Bologna, anni Sessanta. La «storia più bella» che Remo Gualandi racconta al figlio ogni domenica, accanto alla radiolina, è un ricordo personale dei tempi di guerra: a sedici anni Remo aspettava di essere fucilato da un plotone nazista, ma l’intervento di un misterioso deus ex machina, l’Artista, gli salvò la vita.
Scultore, vagabondo e chiaroveggente, avvistato di rado ma sempre in camicia da smoking, sbottonata e senza farfallino – come «uno reduce da una festa» –, l’Artista a trent’anni aveva già i capelli di un sessantenne.
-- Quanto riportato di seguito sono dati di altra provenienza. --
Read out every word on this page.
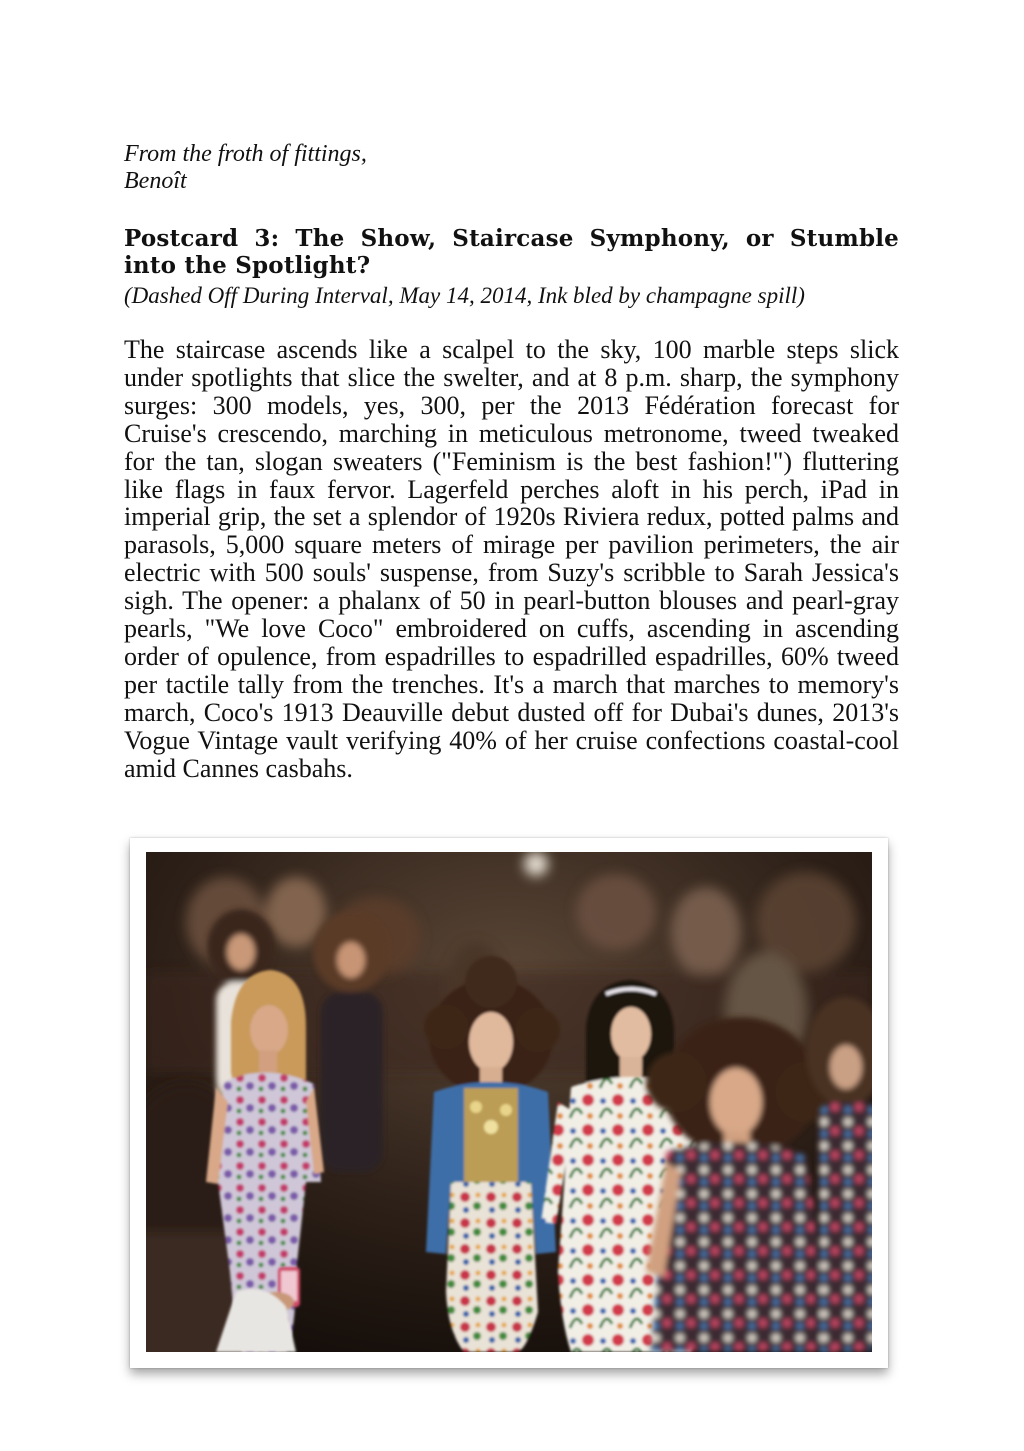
From the froth of fittings,
Benoît
Postcard 3: The Show, Staircase Symphony, or Stumble into the Spotlight?
(Dashed Off During Interval, May 14, 2014, Ink bled by champagne spill)
The staircase ascends like a scalpel to the sky, 100 marble steps slick under spotlights that slice the swelter, and at 8 p.m. sharp, the symphony surges: 300 models, yes, 300, per the 2013 Fédération forecast for Cruise's crescendo, marching in meticulous metronome, tweed tweaked for the tan, slogan sweaters ("Feminism is the best fashion!") fluttering like flags in faux fervor. Lagerfeld perches aloft in his perch, iPad in imperial grip, the set a splendor of 1920s Riviera redux, potted palms and parasols, 5,000 square meters of mirage per pavilion perimeters, the air electric with 500 souls' suspense, from Suzy's scribble to Sarah Jessica's sigh. The opener: a phalanx of 50 in pearl-button blouses and pearl-gray pearls, "We love Coco" embroidered on cuffs, ascending in ascending order of opulence, from espadrilles to espadrilled espadrilles, 60% tweed per tactile tally from the trenches. It's a march that marches to memory's march, Coco's 1913 Deauville debut dusted off for Dubai's dunes, 2013's Vogue Vintage vault verifying 40% of her cruise confections coastal-cool amid Cannes casbahs.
Correva voce che nei suoi viaggi, da Praga a Parigi, avesse «visto Qualcosa» (di più terribile della guerra).
In seguito, l’enigmatico personaggio riappare ancora nella vita di Remo, cambiando ogni volta una realtà che sembrava già decisa. Torna a farsi vivo nel ’64, alla vigilia dello storico spareggio Inter-Bologna, poco prima di un evento che sconvolge la tranquilla esistenza dei Gualandi. E ancora nel ’77, come un angelo calato tra le rivolte studentesche che infuriano nella città. Perché? Cosa lo spinge ad aiutare Remo e la sua famiglia? Domande che troveranno risposta solo trent’anni dopo quel primo miracolo di guerra – regalando una conclusione alla storia e producendo, come aveva predetto l’Artista, «la luce con il buio».